Conosciamo santa Caterina da Siena

Santa Caterina da Siena vissuta tra il 1347 e il 1380, è passata quasi di corsa, in mezzo a una umanità benestante e creativa, ma anche frammenta e sofferente tra pretese, scontentezze, lotte e rivalità, e disuguaglianze.

Fa parte di una famiglia che ha le dimensioni di un reparto scout, ventiquattresima di venticinque figli!

La sua vita spesa con generosa intensità le ha procurato particolari riconoscimenti: scelta come patrona d’Italia insieme a san Francesco d’Assisi, interessante “coincidenza”, due santi giovani a custodia e stimolo per un Paese che proprio giovane non è, ma che rispetto ai giovani sta sempre più cercando di farsi carico e “vanto”. Co-patrona di Europa con santa Benedetta della croce, santa Brigida e i santi Cirillo e Metodio; e infine è dottore della Chiesa, lei illetterata.

Fin da piccola Caterina comprende che ciascuno deve essere se stesso e nessuno sarà mai fotocopiabile.
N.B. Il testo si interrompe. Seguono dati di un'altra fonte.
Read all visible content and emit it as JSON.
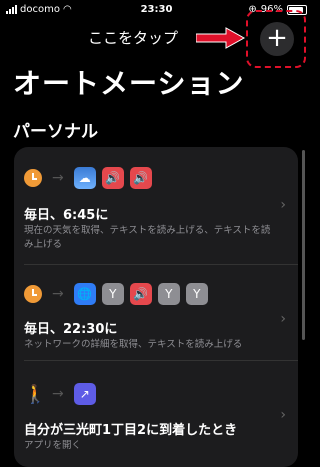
{
  "status_bar": {
    "carrier": "docomo",
    "time": "23:30",
    "battery": "96%",
    "battery_level": 0.96
  },
  "annotation": {
    "text": "ここをタップ"
  },
  "header": {
    "add_label": "+"
  },
  "page": {
    "title": "オートメーション",
    "section": "パーソナル"
  },
  "automations": [
    {
      "title": "毎日、6:45に",
      "description": "現在の天気を取得、テキストを読み上げる、テキストを読み上げる",
      "trigger_icon": "clock-icon",
      "action_icons": [
        "weather-icon",
        "speaker-icon",
        "speaker-icon"
      ]
    },
    {
      "title": "毎日、22:30に",
      "description": "ネットワークの詳細を取得、テキストを読み上げる",
      "trigger_icon": "clock-icon",
      "action_icons": [
        "globe-icon",
        "fork-icon",
        "speaker-icon",
        "fork-icon",
        "fork-icon"
      ]
    },
    {
      "title": "自分が三光町1丁目2に到着したとき",
      "description": "アプリを開く",
      "trigger_icon": "walking-person-icon",
      "action_icons": [
        "open-app-arrow-icon"
      ]
    }
  ],
  "colors": {
    "accent_red": "#e0102a",
    "clock_orange": "#f09a37",
    "card_bg": "#1c1c1e"
  }
}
Che Dio incontrato nella persona di Gesù, ha messo nella sua come nella vita di ogni uomo e donna al mondo, quella luce che rende più luminoso il mondo. E che se ciascuno si dona per quello che è, attraverso lui o lei il Signore farà cose preziose per la vita di tanti.

Per lei i genitori prospettavano un conveniente matrimonio, ma a soli 12 anni Caterina aveva già scelto nel cuore di avere Gesù come solo unico e splendido sposo.

Con semplicità e fantasia, Caterina cercava piccoli nascondigli per poter parlare con Gesù e custodiva tempi e modi speciali per dire a Lui il bene che sentiva ricevere e che voleva ricambiare a Lui e contagiarne tutti.

Il babbo si accorge che per Caterina non era un gioco la compagnia con Gesù e iniziò ad appoggiarla e a favorirla nelle scelte quotidiane. Nel 1363, a soli 16 anni, Caterina riesce a entrare nelle Terziarie domenicane, cosi dette mantellate, donne che si dedicavano a opere di carità e si raccoglievano in preghiera ogni giorno nella basilica di San Domenico.

Caterina riteneva che assistere gli ammalati e i poveri, fosse un modo concreto per incontrare e servire il Signore, così prestava ai malati un servizio di vicinanza presso l’ospedale di Santa Maria della Scala, con particolare cura per quelli che nessuno assisteva, o perché non avevano parenti, o perché erano afflitti da malattie contagiose. Questa sua attività durò per mesi, specialmente in tempo di epidemie, allora molto frequenti e micidiali; il suo esempio cominciò a essere imitato da altre Mantellate della sua fraternità.

Nell’ottobre del 1370 i suoi fratelli e il babbo si trasferiscono a Firenze così la sua famiglia si sfaldò, solo la mamma Lapa restò a Siena vicino a Caterina.

Attorno a Caterina ben presto si formò una “Bella brigata”, uomini e donne che la seguivano, che si accostavano a lei nella preghiera, nelle attività caritative e anche nella corrispondenza che gente di ogni parte intratteneva con lei.

Nei suoi scritti, toccò tutti i punti della teologia: la Trinità, Gesù Cristo, la Chiesa, i sacramenti, il sacerdozio, i religiosi, la famiglia, la vita spirituale.
Proprio la corrispondenza con lettere scritte sotto sua dettatura sono state mezzo e strumento di quello che Caterina sentì come altra sua missione speciale, portare ed indurre alla pace. Quietare, ma anche incoraggiare e spronare il coraggio per la giustizia e la pace.

Caterina cercò di riportare la pace in seno alle famiglie e alle città: fu intermediaria di pace a Pisa e a Lucca, fra il Papato e la città di Firenze, e a Volterra riuscì a sedare gli odi fra due famiglie, una guelfa e una ghibellina.

Inviata ad Avignone come ambasciatrice dei fiorentini per una non riuscita missione di pace presso papa Gregorio XI, dà al pontefice la spinta per il ritorno a Roma, nel 1377.

“SE SARETE QUELLO CHE DOVETE ESSERE METTERETE FUOCO IN TUTTO IL MONDO”. Queste sue parole potrebbero essere il suo motto, il suo augurio e anche il motivo per cui chiederle vicinanza dal cielo.

Ciascuno possa realizzare la propria vita, possa sentirsi nei panni che più permettono di essere quel pezzetto di cuore per cui è stato inventato, gioioso e generoso di “consumarsi” per fare più bello il mondo.